Location
- 200 E. 9th St. Borger, TexasESC Region 16 USA
- Coordinates: 35°40′32″N 101°23′18″W﻿ / ﻿35.67556°N 101.38833°W

District information
- Type: Independent school district
- Grades: Pre-K through 12
- Superintendent: Chance Welch
- Schools: 7 (2009-10)
- NCES District ID: 4810890

Students and staff
- Students: 2,764 (2010-11)
- Teachers: 208.01 (2009-10) (on full-time equivalent (FTE) basis)
- Student–teacher ratio: 13.53 (2009-10)
- Athletic conference: UIL Class 3A Football & Basketball
- District mascot: Bulldogs
- Colors: Red, White

Other information
- TEA District Accountability Rating for 2011-12: Academically Acceptable
- Website: Borger ISD

= Borger Independent School District =

School district in Texas

Borger Independent School District is a public school district based in Borger, Texas, United States. The district operates one high school, Borger High School.

==History==

On July 1, 2024, the Spring Creek Independent School District consolidated into Borger ISD.

==Finances==
As of the 2010–2011 school year, the appraised valuation of property in the district was $548,516,000. The maintenance tax rate was $0.104 and the bond tax rate was $0.029 per $100 of appraised valuation.

==Academic achievement==
In 2011, the school district was rated "academically acceptable" by the Texas Education Agency. Forty-nine percent of districts in Texas in 2011 received the same rating. No state accountability ratings will be given to districts in 2012. A school district in Texas can receive one of four possible rankings from the Texas Education Agency: Exemplary (the highest possible ranking), Recognized, Academically Acceptable, and Academically Unacceptable (the lowest possible ranking).

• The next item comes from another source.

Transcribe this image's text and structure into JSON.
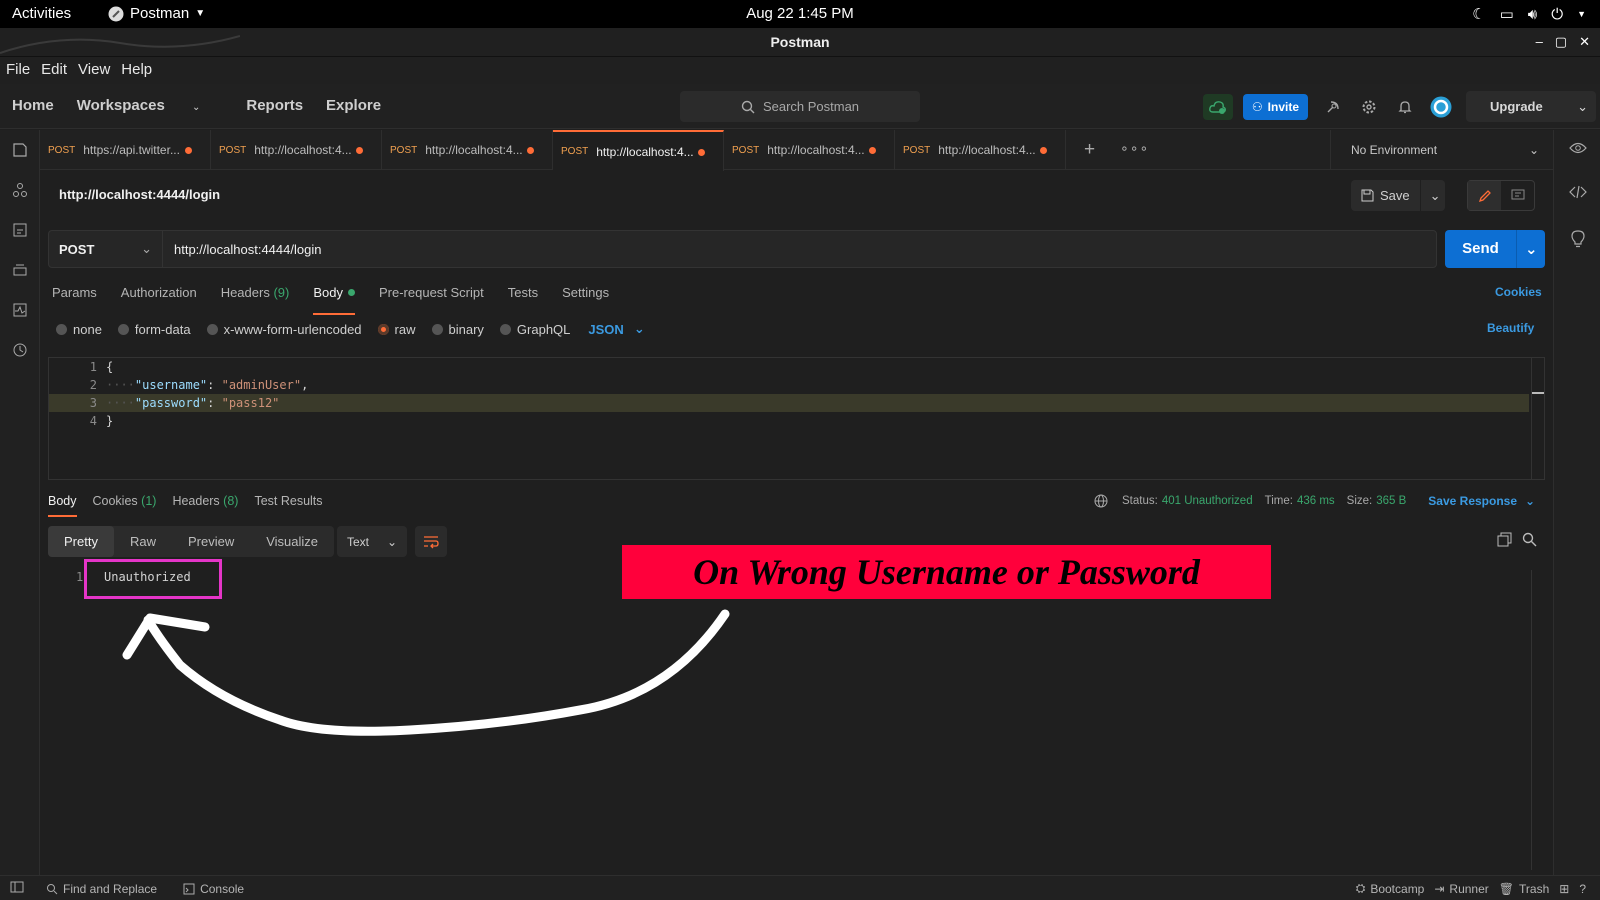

Historical district TEA accountability ratings
- 2011: Academically Acceptable
- 2010: Academically Acceptable
- 2009: Academically Acceptable
- 2008: Academically Acceptable
- 2007: Academically Acceptable
- 2006: Academically Acceptable
- 2005: Academically Acceptable
- 2004: Academically Acceptable

==Schools==
In the 2011–2012 school year, the district operated seven schools.

Regular instructional
- Borger High (Grades 9–12)
- Borger Middle (Grades 7–8)
- Borger Intermediate (Grade 5–6)
- Crockett (Grade 3–4)
- Gateway (1–2)
- Paul Belton Early Childhood Center (Grades PK-Kindergarten)

==Special programs==

===Athletics===
Borger High School participates in the boys sports of baseball, basketball, football, tennis, soccer, wrestling, golf and track. The school participates in the girls sports of basketball, tennis, soccer, softball, volleyball, golf and track. For the 2012 through 2013 school years, Borger High School will play football and basketball in UIL Class 3A.